Dall’inizio dell’anno ad oggi circa 1.300 persone sono giunte via mare in Italia dalla Libia. Mentre le vittime dei viaggi della speranza sono già 170. Ed è solo di due giorni fa la notizia dell’odissea di 54 persone che hanno vagato in mare aperto, per 15 giorni, e sono morte per disidratazione. Il solo superstite, che si è salvato aggrappandosi per giorni ad una tanica, ha raccontato l’ennesima odissea dei disperati a bordo di un gommone sgonfio, con una bottiglia d’acqua e un pezzo di pane a testa. Secondo quanto riportato dall’uomo circa la metà dei deceduti erano di nazionalità eritrea, compresi tre suoi parenti. “Mi appello ai comandanti delle imbarcazioni nel Mediterraneo affinché prestino la massima attenzione a possibili casi di migranti e rifugiati in difficoltà che necessitano di essere soccorsi,” ha dichiarato T. Alexander Aleinikoff, vice Alto Commissario delle Nazioni Unite per i Rifugiati. Mentre il ministro degli esteri, Giulio Terzi affermava non più tardi di 20 giorni fa: “Non faremo respingimenti di immigrati”. Una questione, quella per i respingimenti, delicatissima dal punto di vista giuridico per gli “attori” che coinvolge: l’alta Corte per i Diritti Umani e i Tribunali Internazionali che richiamano norme e convenzioni. Ma, soprattutto, dolorosa per le peggiori miserie umane che coinvolge: storie di uomini e, spesso per far breccia, di donne e minori che per fuggire dai loro Paesi sono disposti a ipotecare la propria vita per approdare in una nazione che hanno visto solo in tv.
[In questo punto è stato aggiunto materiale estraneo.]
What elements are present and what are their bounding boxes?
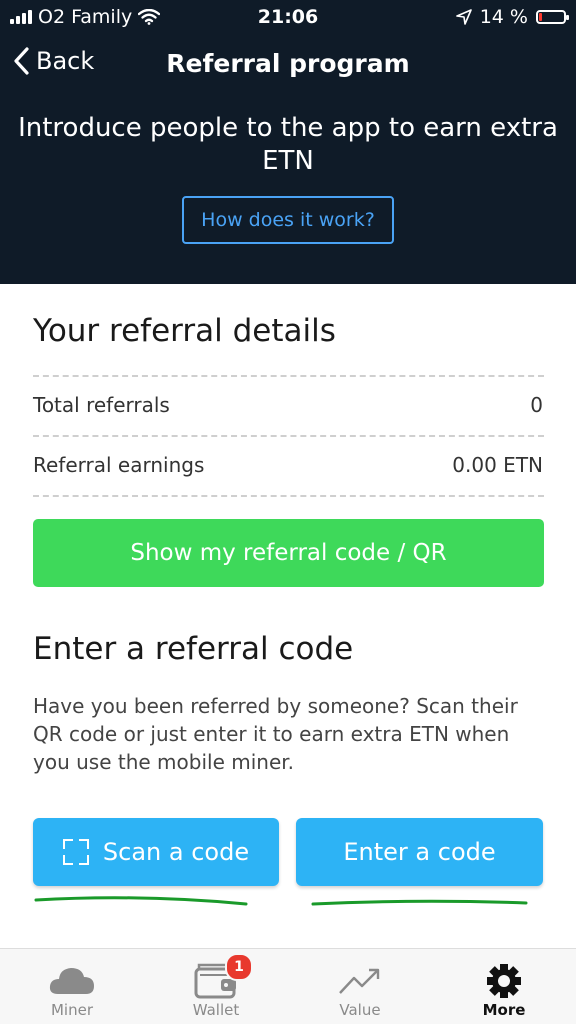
how-does-it-work-button[interactable]: How does it work? xyxy=(182,196,394,244)
tab-more-label: More xyxy=(482,1001,526,1019)
enter-code-description: Have you been referred by someone? Scan … xyxy=(33,694,518,774)
show-referral-code-button[interactable]: Show my referral code / QR xyxy=(33,519,544,587)
referral-earnings-label: Referral earnings xyxy=(33,453,205,477)
scan-code-button[interactable]: Scan a code xyxy=(33,818,279,886)
status-bar: O2 Family 21:06 14 % xyxy=(0,0,576,34)
wallet-icon: 1 xyxy=(193,953,253,1001)
total-referrals-value: 0 xyxy=(530,393,543,417)
battery-level xyxy=(539,13,542,21)
referral-earnings-value: 0.00 ETN xyxy=(452,453,543,477)
scan-frame-icon xyxy=(62,839,89,865)
total-referrals-label: Total referrals xyxy=(33,393,170,417)
divider xyxy=(33,435,544,437)
status-right: 14 % xyxy=(455,6,569,28)
gear-icon xyxy=(485,961,523,1001)
referral-details-title: Your referral details xyxy=(33,313,336,349)
intro-text: Introduce people to the app to earn extr… xyxy=(0,112,576,178)
back-button[interactable]: Back xyxy=(12,46,94,76)
divider xyxy=(33,495,544,497)
intro-line-1: Introduce people to the app to earn extr… xyxy=(18,113,558,143)
scan-code-label: Scan a code xyxy=(102,838,250,866)
tab-wallet[interactable]: 1 Wallet xyxy=(144,949,288,1024)
battery-percent: 14 % xyxy=(479,6,528,28)
chevron-left-icon xyxy=(14,47,29,75)
back-label: Back xyxy=(36,47,95,75)
tab-miner-label: Miner xyxy=(50,1001,93,1019)
underline-annotation xyxy=(34,896,528,906)
wallet-badge: 1 xyxy=(225,953,253,981)
header: Back Referral program Introduce people t… xyxy=(0,34,576,284)
location-arrow-icon xyxy=(455,9,472,25)
intro-line-2: ETN xyxy=(262,146,314,176)
cloud-icon xyxy=(48,961,96,1001)
enter-code-title: Enter a referral code xyxy=(33,631,354,667)
tab-more[interactable]: More xyxy=(432,949,576,1024)
tab-bar: Miner 1 Wallet Value More xyxy=(0,948,576,1024)
battery-icon xyxy=(536,10,569,24)
trend-up-icon xyxy=(337,961,383,1001)
divider xyxy=(33,375,544,377)
tab-value[interactable]: Value xyxy=(288,949,432,1024)
tab-value-label: Value xyxy=(339,1001,381,1019)
tab-wallet-label: Wallet xyxy=(192,1001,240,1019)
tab-miner[interactable]: Miner xyxy=(0,949,144,1024)
enter-code-button[interactable]: Enter a code xyxy=(296,818,543,886)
Un “Paese di Bengodi” che non esiste nemmeno negli sceneggiati della Rai.“Veniamo a conoscenza di questi episodi- dice il costituzionalista Bruno Nascimbene – solo quando si verificano incidenti o vere e proprie tragedie in mare. In questo caso, il controllo che viene eseguito dalle autorità libiche non è sufficiente perchè dovrebbe impedire, in virtù di accordi che sono stati stipulati con il nostro Paese, che barconi prendano il largo alla volta dell’Italia. Trovo, poi che ci sia stata “omertà” di soccorso.
In che senso?
E’ impossibile che nessuno abbia visto un barcone, in mare alla deriva per quindici giorni. Parlo sia delle autorità libiche sia di quelle italiane. Le lamentele dall’Alto Commissariato delle Nazioni Unite, che si ripetono in casi come questi, sono giustificate.
Cioè?
Le persone che partono sulle cosiddette “carrette del mare” sono persone che fuggono da situazioni drammatiche nei loro paesi d’origine e hanno tutte le carte in regola per richiedere asilo ed accedere allo “status” di rifugiato politico.
Alla luce di questo, lei pensa che sia troppo semplice richiedere asilo nel nostro Paese?
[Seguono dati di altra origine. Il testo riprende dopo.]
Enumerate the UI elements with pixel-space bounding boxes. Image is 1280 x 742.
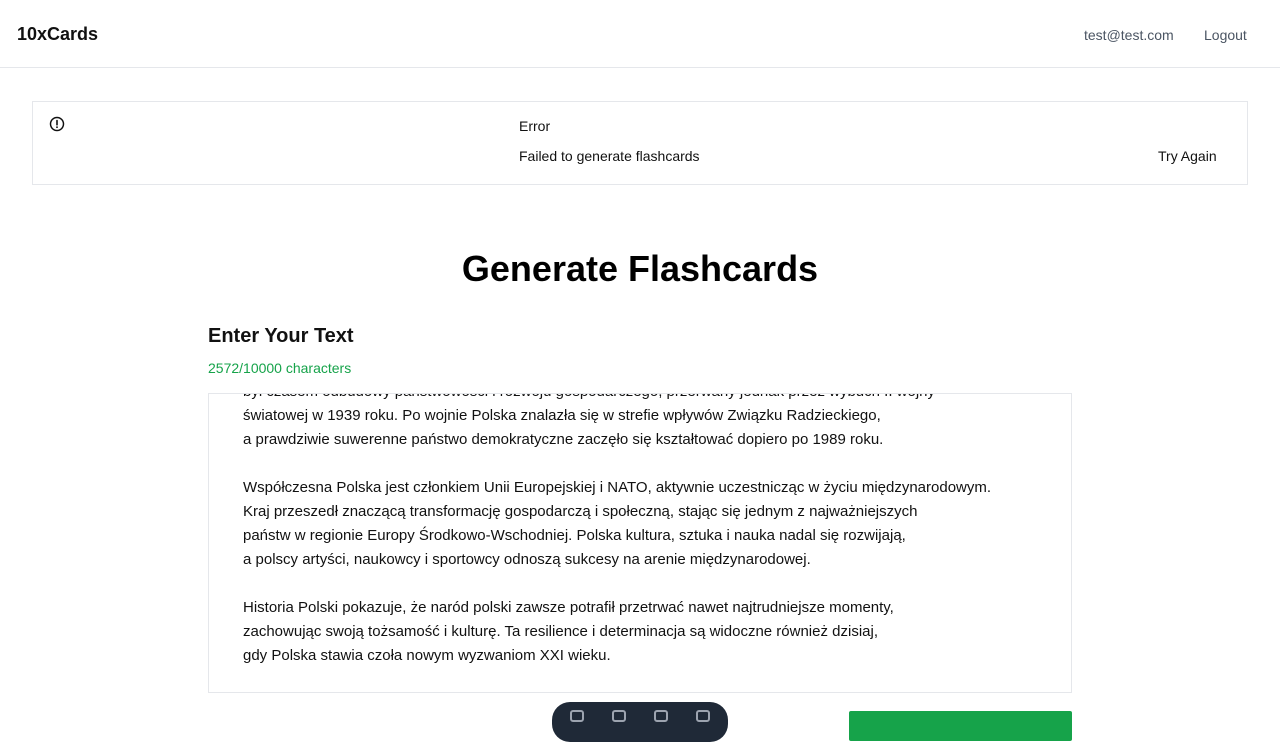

Non credo. E’ la forza della disperazione che spinge queste persone a fuggire dai loro Paesi pagando cifre altissime e a mettersi nelle mani di organizzazioni criminali. Non tengono conto degli aspetti giuridici: sono altri i parametri con cui si misurano.
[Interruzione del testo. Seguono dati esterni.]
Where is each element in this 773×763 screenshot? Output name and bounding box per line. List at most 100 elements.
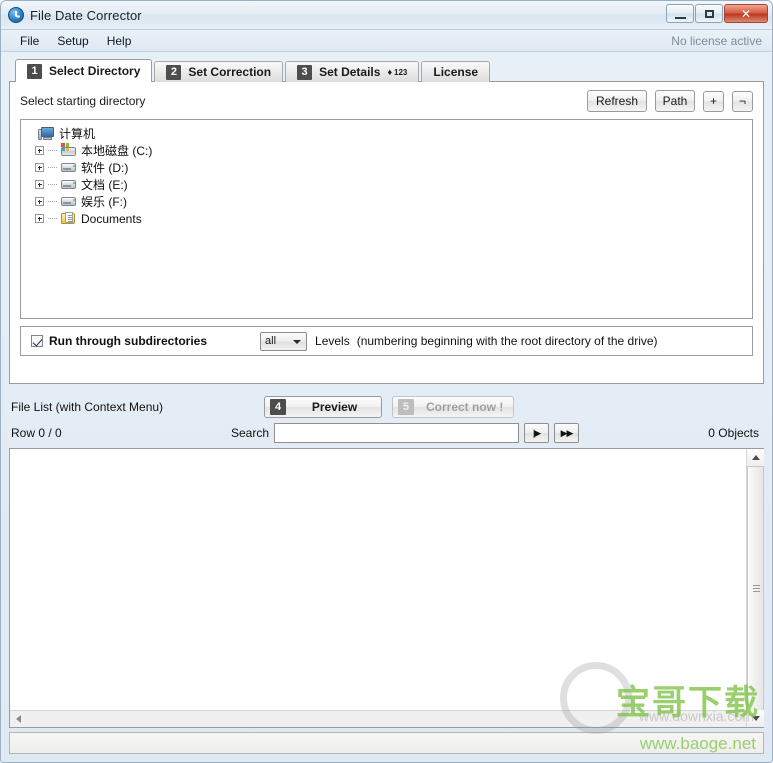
chevron-down-icon [751,716,760,721]
correct-now-button[interactable]: 5 Correct now ! [392,396,515,418]
file-list-label: File List (with Context Menu) [11,400,164,414]
title-bar: File Date Corrector ✕ [1,1,772,30]
tree-item-label: 本地磁盘 (C:) [81,144,153,158]
find-next-button[interactable]: ▶▶ [554,423,579,443]
tab-select-directory[interactable]: 1 Select Directory [15,59,153,82]
horizontal-scrollbar[interactable] [10,710,746,727]
tab-label-set-details: Set Details [319,65,381,79]
window-title: File Date Corrector [30,7,142,23]
tab-superscript-123: 123 [394,67,408,77]
objects-counter: 0 Objects [708,426,759,440]
minimize-button[interactable] [666,4,694,23]
status-bar [9,732,764,754]
tab-badge-1: 1 [27,63,42,79]
license-status-text: No license active [671,33,762,48]
hdd-windows-icon [60,143,77,158]
directory-toolbar: Select starting directory Refresh Path +… [20,90,753,112]
menu-item-setup[interactable]: Setup [48,32,97,50]
add-path-button[interactable]: + [703,90,724,112]
tab-set-correction[interactable]: 2 Set Correction [154,61,284,82]
vertical-scrollbar[interactable] [746,449,764,727]
tree-item-documents[interactable]: Documents [25,210,748,227]
correct-now-badge: 5 [398,399,414,415]
drive-icon [60,194,77,209]
maximize-icon [704,9,714,18]
expand-icon[interactable] [35,163,44,172]
tree-item-drive-e[interactable]: 文档 (E:) [25,176,748,193]
chevron-left-icon [16,715,21,723]
minimize-icon [674,14,686,19]
expand-icon[interactable] [35,180,44,189]
row-counter: Row 0 / 0 [11,426,62,440]
tab-panel-select-directory: Select starting directory Refresh Path +… [9,81,764,384]
remove-path-button[interactable]: ¬ [732,90,753,112]
tab-label-select-directory: Select Directory [49,64,141,78]
tree-item-label: 娱乐 (F:) [81,195,127,209]
expand-icon[interactable] [35,146,44,155]
tree-item-computer[interactable]: 计算机 [25,125,748,142]
tree-connector [48,149,57,152]
path-button[interactable]: Path [655,90,695,112]
scroll-up-button[interactable] [747,449,764,466]
application-window: File Date Corrector ✕ File Setup Help No… [0,0,773,763]
chevron-down-icon [293,339,302,344]
close-button[interactable]: ✕ [724,4,768,23]
correct-now-label: Correct now ! [426,400,504,414]
tab-license[interactable]: License [421,61,491,82]
tree-item-drive-d[interactable]: 软件 (D:) [25,159,748,176]
tab-badge-3: 3 [297,64,313,80]
tree-item-label: 计算机 [59,127,96,141]
preview-label: Preview [311,400,358,414]
search-row: Row 0 / 0 Search |▶ ▶▶ 0 Objects [9,422,764,444]
tab-label-license: License [433,65,479,79]
drive-icon [60,177,77,192]
scroll-left-button[interactable] [10,711,27,727]
drive-icon [60,160,77,175]
refresh-button[interactable]: Refresh [587,90,647,112]
documents-folder-icon [60,211,77,226]
tree-item-label: 软件 (D:) [81,161,129,175]
diamond-icon: ♦ [387,67,393,77]
levels-label: Levels [315,334,350,348]
main-content: 1 Select Directory 2 Set Correction 3 Se… [1,52,772,762]
chevron-up-icon [751,455,760,460]
tree-connector [48,166,57,169]
run-through-subdirectories-checkbox[interactable] [31,335,43,347]
menu-item-file[interactable]: File [11,32,48,50]
preview-button[interactable]: 4 Preview [264,396,382,418]
search-label: Search [231,426,270,440]
tree-item-local-disk-c[interactable]: 本地磁盘 (C:) [25,142,748,159]
computer-icon [38,126,55,141]
tree-connector [48,183,57,186]
search-input[interactable] [274,423,519,443]
preview-badge: 4 [270,399,286,415]
tree-item-label: 文档 (E:) [81,178,128,192]
scroll-down-button[interactable] [747,710,764,727]
levels-dropdown[interactable]: all [260,331,308,351]
tree-connector [48,217,57,220]
tree-item-drive-f[interactable]: 娱乐 (F:) [25,193,748,210]
tab-badge-2: 2 [166,64,182,80]
run-through-subdirectories-label: Run through subdirectories [49,334,208,348]
action-buttons: 4 Preview 5 Correct now ! [264,396,515,418]
tab-strip: 1 Select Directory 2 Set Correction 3 Se… [9,59,764,82]
expand-icon[interactable] [35,214,44,223]
tree-connector [48,200,57,203]
maximize-button[interactable] [695,4,723,23]
search-navigation: |▶ ▶▶ [524,423,579,443]
find-first-button[interactable]: |▶ [524,423,549,443]
tab-set-details[interactable]: 3 Set Details ♦ 123 [285,61,420,82]
select-directory-label: Select starting directory [20,94,146,108]
tree-item-label: Documents [81,211,142,226]
clock-icon [8,7,24,23]
tab-label-set-correction: Set Correction [188,65,272,79]
file-list-panel[interactable] [9,448,764,728]
levels-selected-value: all [265,335,277,347]
menu-item-help[interactable]: Help [98,32,141,50]
file-list-toolbar: File List (with Context Menu) 4 Preview … [9,395,764,419]
menu-bar: File Setup Help No license active [1,30,772,52]
vertical-scrollbar-thumb[interactable] [747,466,764,712]
expand-icon[interactable] [35,197,44,206]
levels-note: (numbering beginning with the root direc… [356,334,658,348]
directory-tree[interactable]: 计算机 本地磁盘 (C:) 软件 (D:) 文档 (E:) 娱乐 (F:) Do… [20,119,753,319]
Parlava prima di un accordo italo-libico sui flussi migratori. Questi tipi di intese sono contemplate dal Diritto Europeo o sono solo “tollerate”?
Mi sembra che ne sia stato sottoscritto uno poco tempo fa fra il Ministro Cancellieri e il suo omologo libico e molti altri ne sono stati stipulati durante i Governi di Berlusconi con Gheddafi: sono contemplati dal Diritto Internazionale purchè vengano applicati nel pieno rispetto dei diritti dell’uomo e delle convenzioni internazionali vigenti.
In questo caso, chi dovrebbe vigilare che tali diritti siano stati rispettati?
In teoria, su queste materie dovrebbe vigilare l’Alto Commissariato Onu per i diritti umani sebbene, in questo caso, la Libia non abbia sottoscritto la Convenzione per la salvaguardia dei Diritti dell’Uomo e delle Libertà fondamentali. Convenzione, invece, sottoscritta dall’Italia e, come è successo in altri casi, è stato proprio il nostro Paese ad essere richiamato dalla Corte Europea dei diritti umani di Strasburgo: è accaduto proprio nel febbraio scorso quando è stato respinto un gruppo di migranti provenienti dalla Libia. E, soprattutto, per non aver offerto loro la possibilità di richiedere lo asilo.
E’ una condizione necessaria?
Il “non respingimento” è uno dei principi cardine del diritto internazionale del rifugiato e può essere sintetizzato come il divieto per il richiedente di domandare asilo.
Secondo lei come si costruisce, dal punto di vista giuridico, una politica di integrazione a livello europeo?
Con una maggiore sensibilità di tutti i membri dell’Unione Europea: ci dovrebbe essere una maggiore convergenza politica su questi temi.
Resta il tema della cittadinanza ai figli degli immigrati con una polemica. Che cosa dice oggi la Costituzione?
Occorre per prima cosa cambiare la legge: è un tema di cui occorre che, in primis, ne discutano partiti e forze parlamentari.
Un problema “politico”?
Esatto. Per cambiare la legge sulla cittadinanza, la 91 del 92 , deve essere approvata una proposta di legge dal Parlamento che preveda condizioni diverse per i bambini di stranieri nati in Italia.